A major difference between Indented Head and most other areas of Port Phillip Bay is that it has small inshore reefs mixed with grass beds. Boats dominate the fishing scene and a dual boat ramp with mooring jetty is sheltered from southerly sea breezes that blow in the afternoons. The ramp is relatively shallow and best suited to boats less than 6 m. Weekends and holidays often see the ramp crowded and during peak times, queues are common and parking spaces at a premium.
One reason the area is popular is the Prince George Bank. Covering an area that runs 5 km north and west, and 3 km to the east of the ramp, the Prince George bank is an extensive area of seagrass meadows interspersed with sand. Regarded as one of the bay’s prime grounds for King George whiting, it regularly produces catches of other species including pinkies, calamari squid, sand and yank flathead, snook, garfish and leatherjacket.

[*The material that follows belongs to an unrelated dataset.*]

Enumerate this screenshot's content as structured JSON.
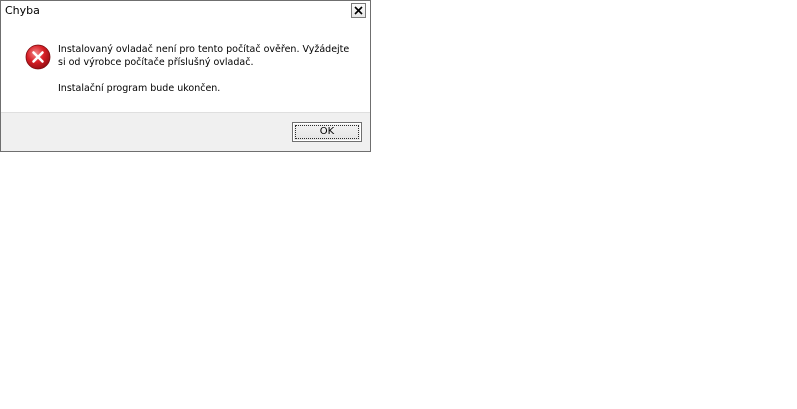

At the northernmost point of the bank is the Prince George light, now marked simply as PG. At the light, the bank drops off on to reef. The edge of the reef can produce snapper while the heavy areas are good for big leatherjackets. There is a kelp bed hard in against the inshore side of the light and then Dead Mans Reef runs for half a kilometre west from the light towards Portarlington. This is popular with anglers trolling for snook.
Indented Head isn’t just a small, table-fish port. Anglers who want bigger fare will find snapper and gummy sharks once they cross the bank and move over deeper water. Two kilometres past PG light and you are in 20 m of prime gummy shark and snapper water.
Even when whiting are down in numbers around the bay, they are often encountered over the Prince George Bank. You don’t have to travel far as most of the grass bed areas can produce whiting. A favourite early-season snapper spot is Grassy Point to Steeles Rocks, north-west of Indented Head. Between the mussel farms and the shore, about 600 m out, a reef produces good numbers of snapper in October.
Anglers need to pay heed to the cardinal marks. In a line due east of the cardinal mark (two black balls) is shallow reef, so slow down and steer clear. Little Governor Reef, closest to the ramp at about 300 m offshore, is dry at low tide. Between Little Governor and the ramp, there is about 4 m of water. Governor Reef is a top spot for calamari squid.
The most consistent area for King George whiting is the Cabbage Patch (GPS: S38.06.285, E144.43.175), which is in about 10 m of water. Seven Hills (S38.06.871, E144.44.627), also known as Black Shark, is the widest reef on the Prince George Bank and produces both pinkies and whiting at a depth of about 10 m.